Critical to any professional’s success is resilience. Markets, businesses, and opportunities move too fast for us to hope to navigate without hitches. It’s like white-water rafting. If you aren’t getting doused now and then, and even tossed out of the raft, you aren’t having fun.

Three steps will boost your resilience.

Step#1: Manage your mindset

We’re not wired for resilience to face of today’s challenges. Our brains got rewarded and wired for defense. So, when adversity strikes, we follow the pre-programmed response of fight or flight (or in today’s world, freeze) driven by the amygdala or “lizard brain.” While that’s great if you are fighting off tigers, today’s challenges require thought and weighing of options rather than knee-jerk reactions.

What can you do?

A. Check your assumptions to clarify your understanding of the situation. Don’t let fear hijack your thinking. Use reflective listening to check your assumptions about what’s being said. Start by reflecting back the gist of what you heard. Was the bit of feedback you interpreted as a slashing criticism just an observation? Give others a chance to clarify their statements before you defend and escalate based upon your initial self-protective reaction.

B. Choose a growth mindset vs. a fixed mindset,
As Carol Dweck describes in her book “Mindset,” this choice is pivotal. People with a fixed mindset respond to adversity with an attitude of “It is what it is, and neither I nor it can change” miss seeing opportunities. They become frozen and defensive about the situation at hand. In contrast, people with a growth mindset see “Life is a work in progress; let’s explore.” They don’t need to defend themselves because setbacks are just part of growing.

C. Harness your hopes.
When you remain focused on your hopes and aspirations, the lizard brain settles down and your higher functions turn on. Your cerebral lobes aid you in thinking through creative alternatives. Your pre-frontal cortex kicks in to make thoughtful choices.

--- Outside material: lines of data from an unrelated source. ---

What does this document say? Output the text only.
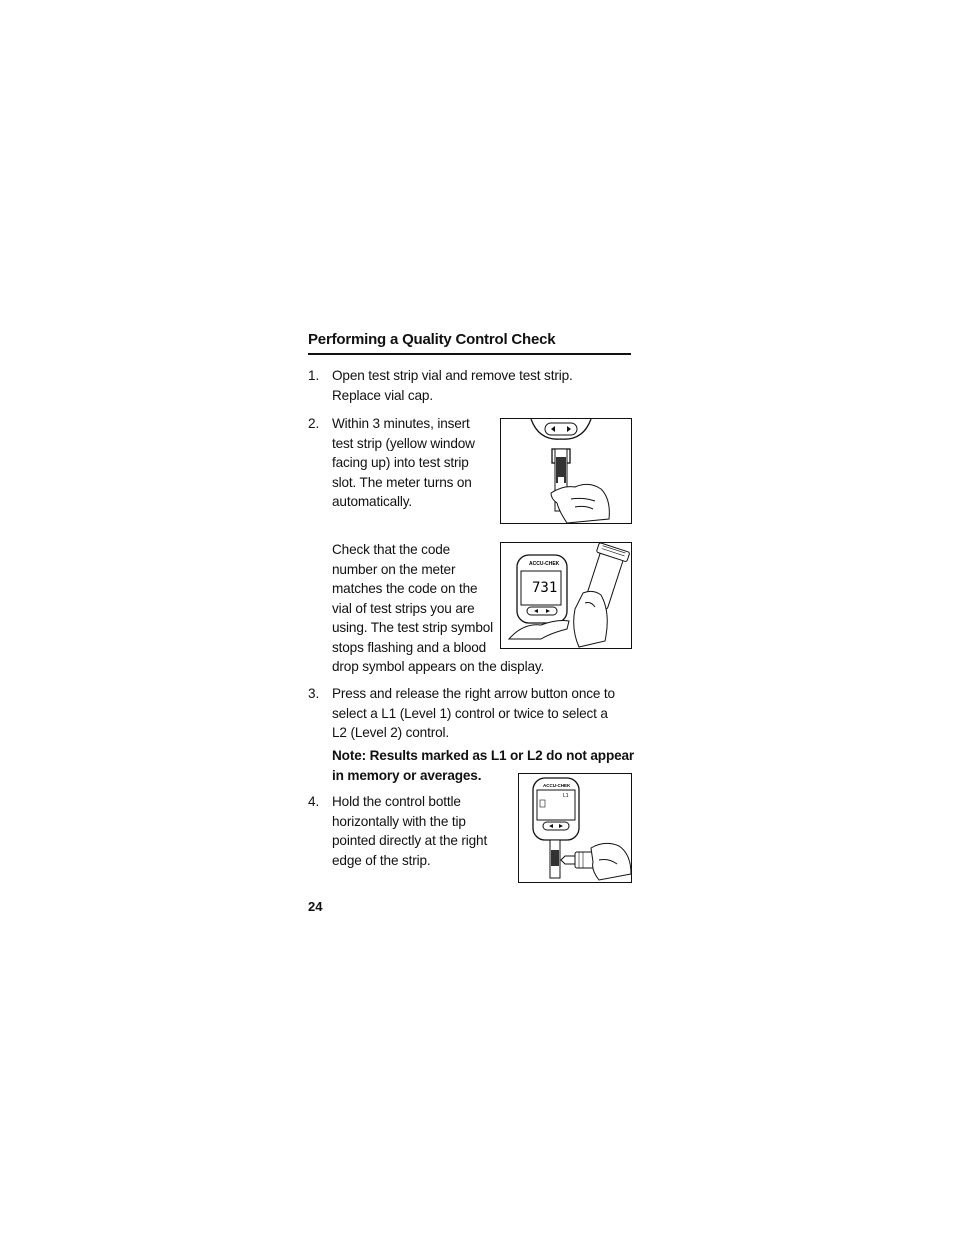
Performing a Quality Control Check
1. Open test strip vial and remove test strip.
Replace vial cap.
2. Within 3 minutes, insert
test strip (yellow window
facing up) into test strip
slot. The meter turns on
automatically.
Check that the code
number on the meter
matches the code on the
vial of test strips you are
using. The test strip symbol
stops flashing and a blood
drop symbol appears on the display.
ACCU-CHEK
731
3. Press and release the right arrow button once to
select a L1 (Level 1) control or twice to select a
L2 (Level 2) control.
Note: Results marked as L1 or L2 do not appear
in memory or averages.
4. Hold the control bottle
horizontally with the tip
pointed directly at the right
edge of the strip.
ACCU-CHEK
L1
24
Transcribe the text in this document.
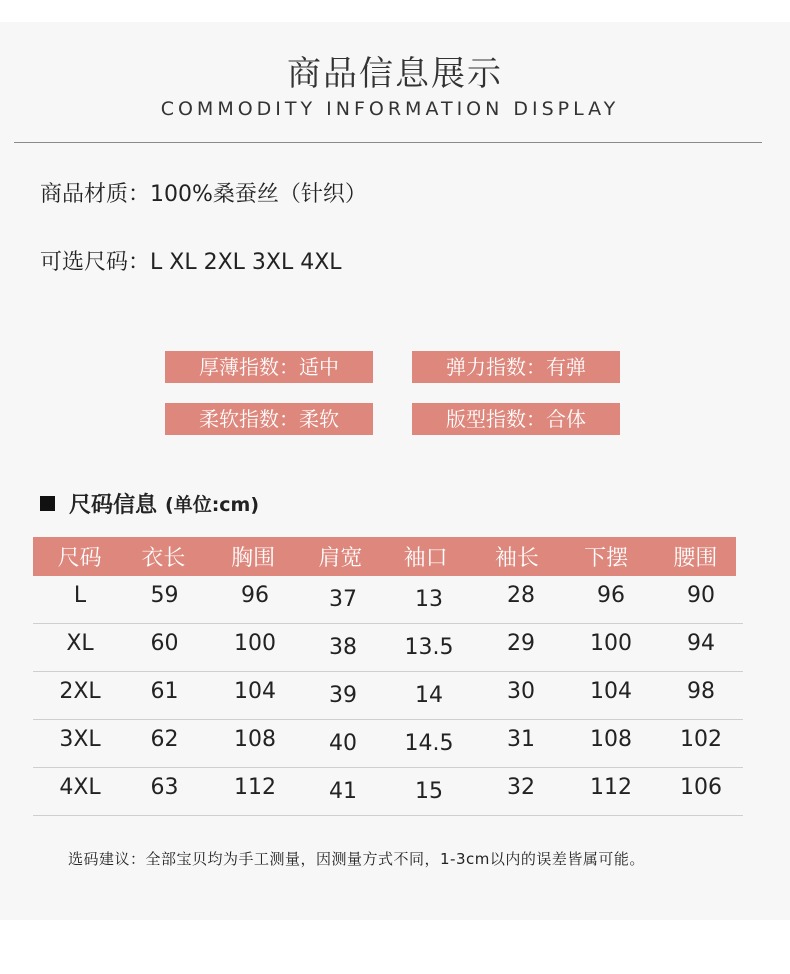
商品信息展示
COMMODITY INFORMATION DISPLAY
商品材质：100%桑蚕丝（针织）
可选尺码：L XL 2XL 3XL 4XL
厚薄指数：适中	弹力指数：有弹
柔软指数：柔软	版型指数：合体
尺码信息 (单位:cm)
尺码	衣长	胸围	肩宽	袖口	袖长	下摆	腰围
L	59	96	37	13	28	96	90
XL	60	100	38	13.5	29	100	94
2XL	61	104	39	14	30	104	98
3XL	62	108	40	14.5	31	108	102
4XL	63	112	41	15	32	112	106
选码建议：全部宝贝均为手工测量，因测量方式不同，1-3cm以内的误差皆属可能。
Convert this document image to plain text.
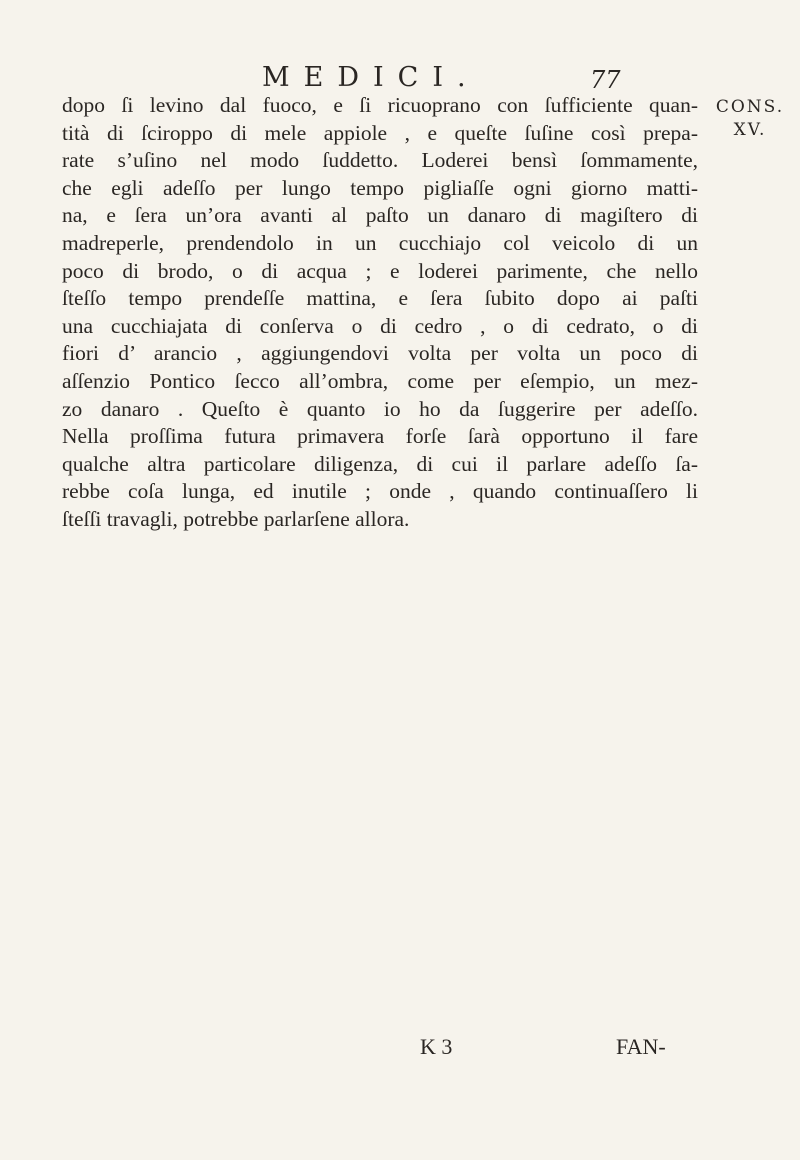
MEDICI.	77
CONS.
XV.
dopo ſi levino dal fuoco, e ſi ricuoprano con ſufficiente quan-
tità di ſciroppo di mele appiole , e queſte ſuſine così prepa-
rate s’uſino nel modo ſuddetto. Loderei bensì ſommamente,
che egli adeſſo per lungo tempo pigliaſſe ogni giorno matti-
na, e ſera un’ora avanti al paſto un danaro di magiſtero di
madreperle, prendendolo in un cucchiajo col veicolo di un
poco di brodo, o di acqua ; e loderei parimente, che nello
ſteſſo tempo prendeſſe mattina, e ſera ſubito dopo ai paſti
una cucchiajata di conſerva o di cedro , o di cedrato, o di
fiori d’ arancio , aggiungendovi volta per volta un poco di
aſſenzio Pontico ſecco all’ombra, come per eſempio, un mez-
zo danaro . Queſto è quanto io ho da ſuggerire per adeſſo.
Nella proſſima futura primavera forſe ſarà opportuno il fare
qualche altra particolare diligenza, di cui il parlare adeſſo ſa-
rebbe coſa lunga, ed inutile ; onde , quando continuaſſero li
ſteſſi travagli, potrebbe parlarſene allora.
K 3	FAN-
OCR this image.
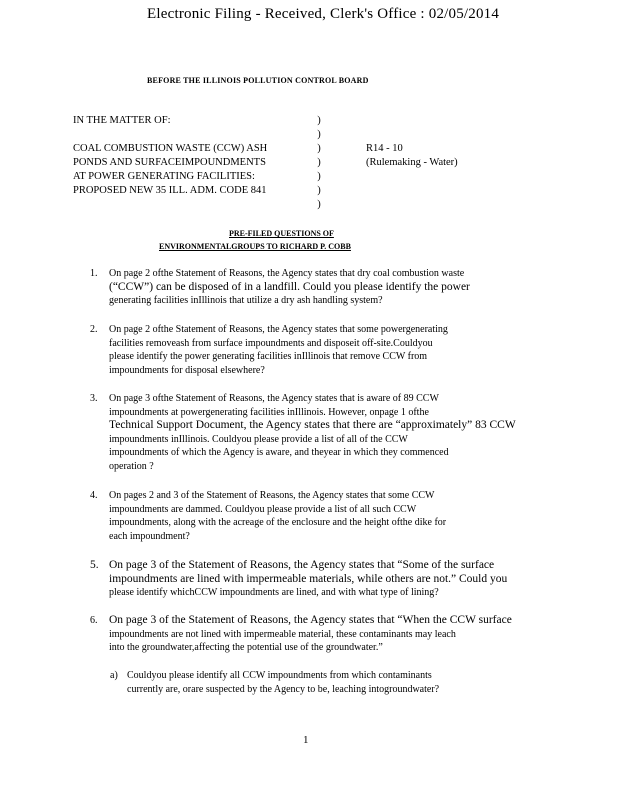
Electronic Filing - Received, Clerk's Office : 02/05/2014
BEFORE THE ILLINOIS POLLUTION CONTROL BOARD
IN THE MATTER OF:
COAL COMBUSTION WASTE (CCW) ASH
PONDS AND SURFACEIMPOUNDMENTS
AT POWER GENERATING FACILITIES:
PROPOSED NEW 35 ILL. ADM. CODE 841
)
)
)
)
)
)
)
R14 - 10
(Rulemaking - Water)
PRE-FILED QUESTIONS OF
ENVIRONMENTALGROUPS TO RICHARD P. COBB
1. On page 2 ofthe Statement of Reasons, the Agency states that dry coal combustion waste
(“CCW”) can be disposed of in a landfill. Could you please identify the power
generating facilities inIllinois that utilize a dry ash handling system?
2. On page 2 ofthe Statement of Reasons, the Agency states that some powergenerating
facilities removeash from surface impoundments and disposeit off-site.Couldyou
please identify the power generating facilities inIllinois that remove CCW from
impoundments for disposal elsewhere?
3. On page 3 ofthe Statement of Reasons, the Agency states that is aware of 89 CCW
impoundments at powergenerating facilities inIllinois. However, onpage 1 ofthe
Technical Support Document, the Agency states that there are “approximately” 83 CCW
impoundments inIllinois. Couldyou please provide a list of all of the CCW
impoundments of which the Agency is aware, and theyear in which they commenced
operation ?
4. On pages 2 and 3 of the Statement of Reasons, the Agency states that some CCW
impoundments are dammed. Couldyou please provide a list of all such CCW
impoundments, along with the acreage of the enclosure and the height ofthe dike for
each impoundment?
5. On page 3 of the Statement of Reasons, the Agency states that “Some of the surface
impoundments are lined with impermeable materials, while others are not.” Could you
please identify whichCCW impoundments are lined, and with what type of lining?
6. On page 3 of the Statement of Reasons, the Agency states that “When the CCW surface
impoundments are not lined with impermeable material, these contaminants may leach
into the groundwater,affecting the potential use of the groundwater.”
a) Couldyou please identify all CCW impoundments from which contaminants
currently are, orare suspected by the Agency to be, leaching intogroundwater?
1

Step #2: Multiply Your Resources

Most people grossly under-use the resources they have.

A. List the resources you have.
Just the act of listing your resources will help you feel more resourceful. You’ll be less likely to succumb to fearful thinking. In “Take Charge of Your Talent,” we encourage people to think of 100 resources that they can tap. Experience shows that by the time you’ve listed 100 you will have accomplished your objectives.

B. Boost your use of the resources.
It’s not enough to have the resources. You need to use them. Make a candid assessment of how much of the potential of each resource you are tapping. Many people are using only 10% to 20% of what their resources could provide. Think through how you can make better use of the resources you have.

C. Create “mash-ups” to accelerate progress.
Silicon Valley software companies accelerate their results because they take bits and pieces of existing apps and put them together. This is much faster than writing code from scratch. You can do the same with combinations of people, places, and things on your resource list. Do some brainstorming to create new opportunities by combining building blocks you have in new ways.

Step #3: Make Big Requests

You won’t bounce back from adversity and get to a better place on your own. You need to overcome the natural inclination after a setback to hide or try to redeem yourself through your efforts alone. Now’s the time to reach out to others.

Many people feel reluctant to make requests of others. They don’t want to impose, don’t feel that they have something to offer in return, or fear rejection. We’ve encountered thousands of people, even otherwise successful people, who cower at asking for what they want.

A simple formula for asking has unlocked successful support. Here’s a quick overview:
(a) Express your intention in ways that create a bridge between your interest and the recipient’s
(b) Provide clarifying observation so that the recipient understands the circumstances and the important role she or he can play
(c) Make a clear, concise request
(d) Close with a confirmation so you are clear about your agreement

Write our your requests using this formula and practice with someone before you make a big ask. Get feedback on how your request comes across. Based upon what you learn, modify your approach. If you want examples of successful applications, you can find them in “Take Charge of Your Talent.”

Resilience arises from a learned set of skills conscientiously applied. Practice the three steps and associated skills and you will enjoy running the white water rapids of today’s challenges and opportunities.